A correct way to share resources between relion and cryosparc on a single machine

marinegor · July 10, 2022, 6:46pm

Hi all,

I’m trying to figure out the best way to easily share resources on a single machine with 4 GPUs without having most of the jobs interrupted with “out of memory” error.

Some users at our server use Relion for data processing (via anydesk), some use cryoSPARC (via web-interface). Recently we found that running cryoSPARC’s jobs on a default lane (all 4 GPUs) can sometimes interfiere with relion users, who also run jobs on the same GPUs. It usually results in cryoSPARC jobs being interrupted with cuda’s “out of memory” error.

For the time being, we’re using the following workaround: relion users use GPUs 2 and 3, and cryoSPARC users use GPUs 1 and 2. But this has a downside: when multiple users specify GPU with “Run on specific GPU” in cryoSPARC, multiple jobs can end up on a same GPU (which doesn’t happen when submiting jobs to a lane). And this results in the same problem – multiple processes from cryoSPARC end up interrupting each other, ultill one of them crashes with “out of memory” error.

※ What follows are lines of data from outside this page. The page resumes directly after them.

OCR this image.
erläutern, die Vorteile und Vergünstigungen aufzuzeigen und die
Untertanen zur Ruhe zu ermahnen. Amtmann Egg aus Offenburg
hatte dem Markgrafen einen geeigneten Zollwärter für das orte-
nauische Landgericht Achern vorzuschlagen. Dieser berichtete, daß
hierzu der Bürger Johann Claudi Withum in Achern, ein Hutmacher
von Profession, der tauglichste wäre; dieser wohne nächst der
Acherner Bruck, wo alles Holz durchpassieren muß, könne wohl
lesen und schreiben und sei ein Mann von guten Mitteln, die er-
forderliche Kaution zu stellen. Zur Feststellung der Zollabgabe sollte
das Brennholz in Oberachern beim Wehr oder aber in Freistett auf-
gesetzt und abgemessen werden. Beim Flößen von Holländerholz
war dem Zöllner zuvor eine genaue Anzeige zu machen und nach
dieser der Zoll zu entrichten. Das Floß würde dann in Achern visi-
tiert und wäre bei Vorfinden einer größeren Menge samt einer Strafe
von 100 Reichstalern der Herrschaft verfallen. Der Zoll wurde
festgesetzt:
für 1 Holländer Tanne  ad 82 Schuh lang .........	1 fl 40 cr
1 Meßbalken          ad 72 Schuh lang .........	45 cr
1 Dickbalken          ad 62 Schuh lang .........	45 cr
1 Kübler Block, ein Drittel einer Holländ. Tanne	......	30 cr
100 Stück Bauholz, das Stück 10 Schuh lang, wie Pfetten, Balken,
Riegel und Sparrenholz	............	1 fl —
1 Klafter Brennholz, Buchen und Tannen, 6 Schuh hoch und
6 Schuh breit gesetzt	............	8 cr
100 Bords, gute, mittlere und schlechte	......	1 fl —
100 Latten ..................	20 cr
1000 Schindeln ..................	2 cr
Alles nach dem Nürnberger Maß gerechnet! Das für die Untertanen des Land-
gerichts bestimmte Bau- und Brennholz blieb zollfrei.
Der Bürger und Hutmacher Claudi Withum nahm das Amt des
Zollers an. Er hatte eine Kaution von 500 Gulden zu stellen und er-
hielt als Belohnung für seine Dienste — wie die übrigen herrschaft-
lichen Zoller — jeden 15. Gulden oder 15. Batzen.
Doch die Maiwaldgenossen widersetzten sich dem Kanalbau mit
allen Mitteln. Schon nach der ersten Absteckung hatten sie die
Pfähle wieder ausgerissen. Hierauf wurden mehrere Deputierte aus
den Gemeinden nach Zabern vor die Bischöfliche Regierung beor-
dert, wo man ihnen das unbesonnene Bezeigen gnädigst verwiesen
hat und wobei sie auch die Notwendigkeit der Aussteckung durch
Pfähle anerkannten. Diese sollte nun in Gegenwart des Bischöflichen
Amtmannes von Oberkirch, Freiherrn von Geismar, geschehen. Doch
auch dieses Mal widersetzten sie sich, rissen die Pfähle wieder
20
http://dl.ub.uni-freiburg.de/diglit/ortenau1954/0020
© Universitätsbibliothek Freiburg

What’s the best way to manage such situation? I didn’t want to cryoSPARC to GPUs 1 and 2 only, since we’re using it like 70% of the time, but don’t know how to set everything up properly.

marino-j · July 11, 2022, 12:42pm

not sure on a single machine it makes sense, but a slurm system would solve the problem.

marinegor · July 11, 2022, 12:47pm

thanks, it would, but seems like a huge overhead in this situation.
I am aware of cryoSPARC lanes, but not sure it it’s possible to e.g. create two lanes that share GPUs (e.g. lane_without_relion with GPUs 0 and 1, and lane_with_all_GPUs with GPUs 0,1,2,3)?

wtempel · July 13, 2022, 4:30pm

I think a cluster workload manager can make sense even on a single host, particularly when there are 4 heavily used GPUs and if all workloads are submitted to that manager.